В это время года речка бурная и поднимается почти в человеческий рост. Перейти ее вброд уже невозможно, а огромные камни полностью уходят под воду, лишь некоторые торчат лысыми макушками. Я перескакиваю с одного на другой, они мокрые и скользкие, и я чуть ли не падаю, но умудряюсь удержаться на ногах, кое-как поймав равновесие. Окажись я в воде, русалки меня утащат и живым не выпустят – это абсолютно точно. Сумрак не зря относится к хвостатым девам с опаской – мертвые не жалуют живых.

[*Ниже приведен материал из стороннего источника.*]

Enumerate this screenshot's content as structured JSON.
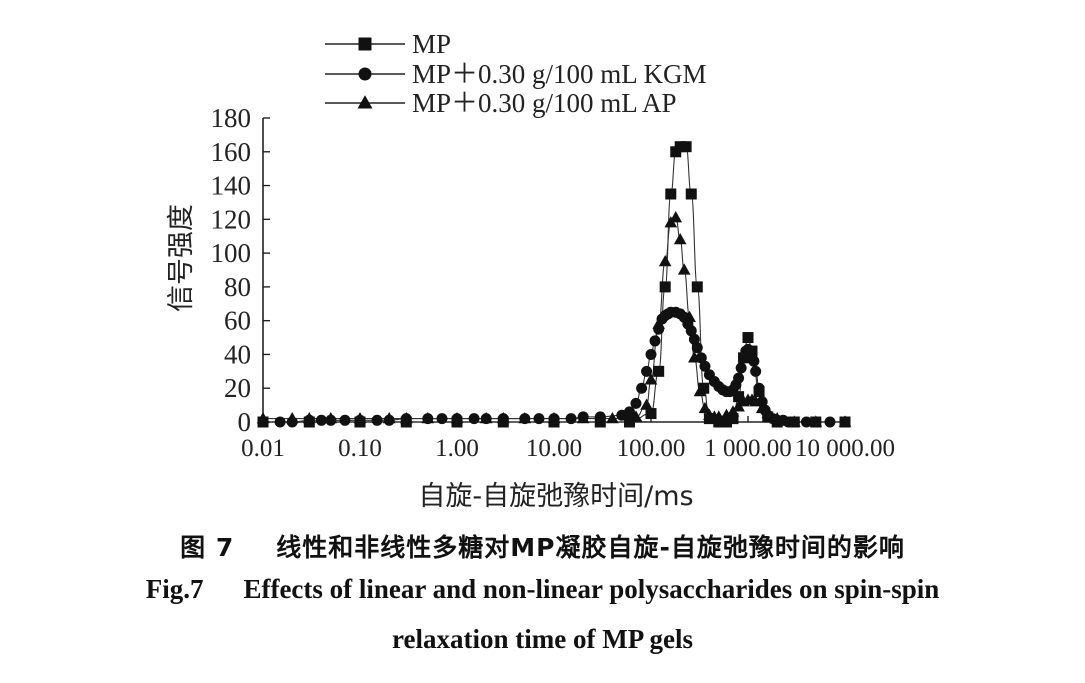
{
  "chart_data": {
    "type": "line",
    "x_scale": "log",
    "xlabel": "自旋-自旋弛豫时间/ms",
    "ylabel": "信号强度",
    "xlim": [
      0.01,
      10000
    ],
    "ylim": [
      0,
      180
    ],
    "x_tick_values": [
      0.01,
      0.1,
      1,
      10,
      100,
      1000,
      10000
    ],
    "x_tick_labels": [
      "0.01",
      "0.10",
      "1.00",
      "10.00",
      "100.00",
      "1 000.00",
      "10 000.00"
    ],
    "y_ticks": [
      0,
      20,
      40,
      60,
      80,
      100,
      120,
      140,
      160,
      180
    ],
    "legend_position": "top",
    "series": [
      {
        "name": "MP",
        "marker": "square",
        "x": [
          0.01,
          0.03,
          0.1,
          0.3,
          1,
          3,
          10,
          30,
          60,
          100,
          120,
          140,
          160,
          180,
          200,
          230,
          260,
          300,
          350,
          400,
          500,
          600,
          700,
          800,
          900,
          1000,
          1100,
          1300,
          1600,
          2000,
          3000,
          5000,
          10000
        ],
        "y": [
          0,
          0,
          0,
          0,
          0,
          0,
          0,
          0,
          0,
          5,
          30,
          80,
          135,
          160,
          163,
          163,
          135,
          80,
          20,
          2,
          0,
          0,
          2,
          15,
          38,
          50,
          42,
          18,
          3,
          0,
          0,
          0,
          0
        ]
      },
      {
        "name": "MP＋0.30 g/100 mL KGM",
        "marker": "circle",
        "x": [
          0.01,
          0.015,
          0.02,
          0.03,
          0.04,
          0.05,
          0.07,
          0.1,
          0.15,
          0.2,
          0.3,
          0.5,
          0.7,
          1,
          1.5,
          2,
          3,
          5,
          7,
          10,
          15,
          20,
          30,
          50,
          60,
          70,
          80,
          90,
          100,
          110,
          120,
          130,
          140,
          150,
          160,
          180,
          200,
          220,
          240,
          260,
          280,
          300,
          330,
          360,
          400,
          450,
          500,
          550,
          600,
          650,
          700,
          750,
          800,
          850,
          900,
          950,
          1000,
          1050,
          1100,
          1150,
          1200,
          1300,
          1400,
          1500,
          1600,
          1800,
          2000,
          2300,
          2600,
          3000,
          4000,
          5000,
          7000,
          10000
        ],
        "y": [
          0,
          0,
          0,
          1,
          1,
          1,
          1,
          1,
          1,
          1,
          2,
          2,
          2,
          2,
          2,
          2,
          2,
          2,
          2,
          2,
          2,
          3,
          3,
          4,
          6,
          11,
          20,
          30,
          40,
          48,
          55,
          61,
          63,
          64,
          65,
          65,
          64,
          62,
          58,
          54,
          49,
          44,
          38,
          33,
          28,
          24,
          21,
          19,
          18,
          18,
          19,
          22,
          26,
          32,
          38,
          42,
          43,
          42,
          40,
          36,
          30,
          20,
          12,
          7,
          4,
          2,
          1,
          1,
          0,
          0,
          0,
          0,
          0,
          0
        ]
      },
      {
        "name": "MP＋0.30 g/100 mL AP",
        "marker": "triangle",
        "x": [
          0.01,
          0.02,
          0.03,
          0.05,
          0.1,
          0.2,
          0.3,
          0.5,
          1,
          2,
          3,
          5,
          10,
          20,
          40,
          70,
          90,
          100,
          120,
          140,
          160,
          180,
          200,
          220,
          250,
          280,
          320,
          360,
          400,
          450,
          500,
          600,
          700,
          800,
          900,
          1000,
          1100,
          1200,
          1400,
          1600,
          2000,
          3000,
          5000,
          10000
        ],
        "y": [
          2,
          2,
          2,
          2,
          2,
          2,
          2,
          2,
          2,
          2,
          2,
          2,
          2,
          2,
          2,
          3,
          10,
          25,
          58,
          95,
          118,
          121,
          108,
          90,
          62,
          38,
          18,
          8,
          4,
          3,
          3,
          4,
          6,
          9,
          12,
          13,
          13,
          12,
          8,
          5,
          2,
          0,
          0,
          0
        ]
      }
    ]
  },
  "caption": {
    "cn_num": "图 7",
    "cn_text": "线性和非线性多糖对MP凝胶自旋-自旋弛豫时间的影响",
    "en_num": "Fig.7",
    "en_line1": "Effects of linear and non-linear polysaccharides on spin-spin",
    "en_line2": "relaxation time of MP gels"
  }
}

Собравшись с духом, совершаю последний грандиозный прыжок и оказываюсь на большом плоском камне прямо посреди реки. Шумит вода, квакают лягушки. Деревья по берегам высокие и раскидистые, между валунами огромные лапы папоротников сочные и жирные от воды. Наверняка русалки прячутся где-то рядом.
– Лилия, – зову я.
Ничего не происходит. Со стороны, наверное, я выгляжу, как Иванушка-дурачок, сидящей на камушке и зовущий русалочку. Сказал бы мне кто в моей прошлой жизни, что я буду заниматься подобным, я бы даже не засмеялся. Так как это, если и тянет на шутку, то очень скверную и не смешную. Но вот он я, посреди реки, зазываю речную принцессу. Потому что мне не показалось. Я их слышал, значит, они появятся. Мы, бункерные, плохо ориентируемся в числах месяца, но по всем моим ощущениям, сейчас русальи недели в самом разгаре.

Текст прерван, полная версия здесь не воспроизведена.